はじめに
読者のみなさんからいただいた家計や保険、ローンなど、お金の悩みにプロのファイナンシャルプランナーが答えるFPの家計相談シリーズ。今回は内藤忍氏がお答えします。
現在、投資用のマンションを7軒所有しています。しかし、毎年100万円程度の赤字が出ています。現在の資産、収支状況を踏まえて、今後のライフプランをどのようにすればよいのか最近悩んでいます。アドバイスをいただけますでしょうか?
(50代後半 既婚・子供2人 男性)
内藤: ご相談ありがとうございます。赤字ということは、投資用のマンションのインカム収入(家賃)よりも、ローンの支払い、税金、経費などの支出が多いという状態になっているわけですね。

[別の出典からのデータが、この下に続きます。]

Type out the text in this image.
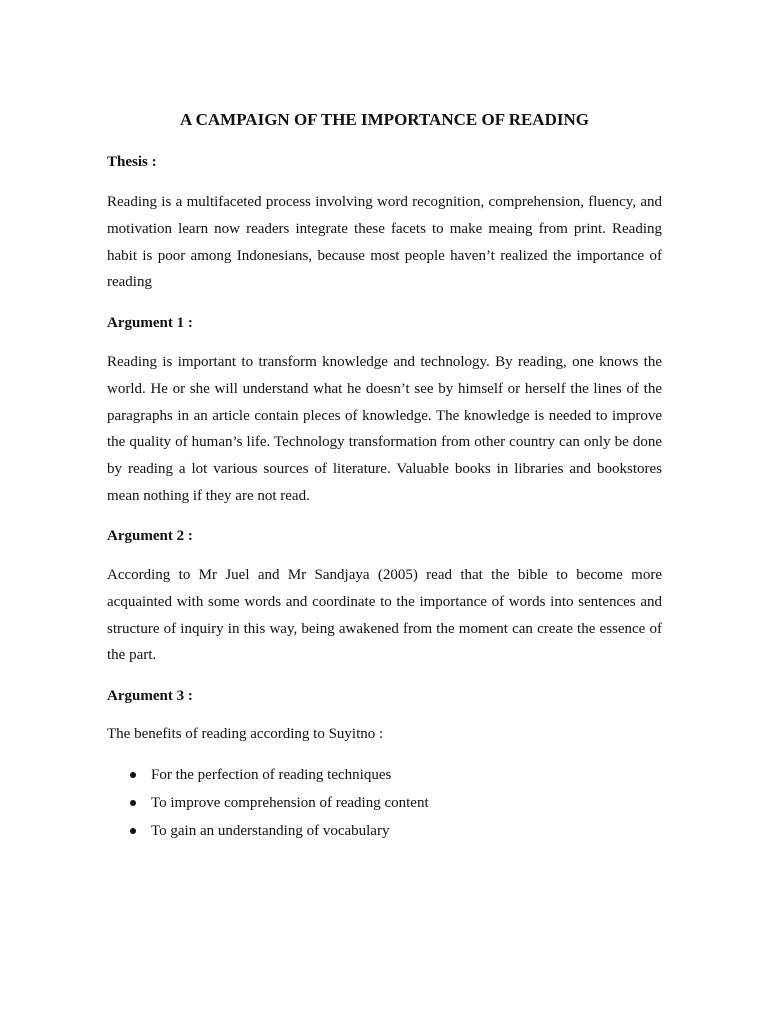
A CAMPAIGN OF THE IMPORTANCE OF READING
Thesis :

Reading is a multifaceted process involving word recognition, comprehension, fluency, and motivation learn now readers integrate these facets to make meaing from print. Reading habit is poor among Indonesians, because most people haven’t realized the importance of reading

Argument 1 :

Reading is important to transform knowledge and technology. By reading, one knows the world. He or she will understand what he doesn’t see by himself or herself the lines of the paragraphs in an article contain pleces of knowledge. The knowledge is needed to improve the quality of human’s life. Technology transformation from other country can only be done by reading a lot various sources of literature. Valuable books in libraries and bookstores mean nothing if they are not read.

Argument 2 :

According to Mr Juel and Mr Sandjaya (2005) read that the bible to become more acquainted with some words and coordinate to the importance of words into sentences and structure of inquiry in this way, being awakened from the moment can create the essence of the part.

Argument 3 :

The benefits of reading according to Suyitno :

For the perfection of reading techniques
To improve comprehension of reading content
To gain an understanding of vocabulary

7軒の合計ということですので、まずはそれぞれの物件ごとの収益状況を確認してみましょう。そして赤字の物件については、フローの収支を確認します。
収支状況から3つに分類して考える
たとえば、空室でインカムがゼロになっている物件の場合、家賃設定が適切なのかどうかを確認する必要があります。また、付帯設備などを見直し、必要であれば追加の投資も検討すべきでしょう。
さらにテナント付けを依頼している管理会社のサービスについても再度確認すべきです。やる気のない管理会社に依頼しても、よいテナントを見つけてくれないからです。
個別の物件の収支状況から、以下の3つに分類して考えます。
- 家賃を下げるなどの「価格調整」が必要な物件
2. ウォシュレット、防犯カメラなど「追加投資」で対応できる物件
3. 管理会社の変更など「オペレーション」を変えるべき物件
それぞれに合った対応方法を見つけて、迅速に対応しましょう。
収益性から保有か売却を検討
次に、ストックとしての価値をチェックします。
それぞれの物件の時価を専門の業者に査定してもらいましょう。それをベースに、今後の家賃や空室率と物件価格の予測を行い、保有すべきか、売却すべきかを考えていきます。
あくまで予測ですから、思った通りにならない可能性もありますが、想定賃料と物件の価格から計算した収益性が低い、あるいは収益性の割に空室率の可能性が高いと判断したら、売却して別の物件に入れ替えることを検討すべきでしょう。
不動産の売却に関しては、個人の場合、5年以内で行うと税率が高くなりますので、税制面も考慮したうえで最終判断を行います。
投資エリアを分散しリスクを下げる
日本国内の賃貸物件の空室率は20%近くまで上昇しており、今後は人口減少によってさらにその割合が高まることが予想されます。
一部の優良エリアにある物件以外は空室リスクが一層高まったり、需要の減少によって家賃の下落リスクが高くなることが予想されるでしょう。
不動産投資は安定したインカム収入を狙うための投資です。空室リスクや家賃の下落リスクを抱えたままでの不動産賃貸経営では、本来の投資の目的を実現できなくなってしまいます。
また、投資エリアの分散によってリスクを下げる工夫のひとつとしては海外不動産があります。
日本の不動産に投資してきた個人投資家の一部には、日本だけではなく、海外の不動産に資産を分散させる動きがみられます。為替リスクといった国内の不動産にはない新たな検討事項もありますが、リスク分散の観点から検討される価値はあると思います。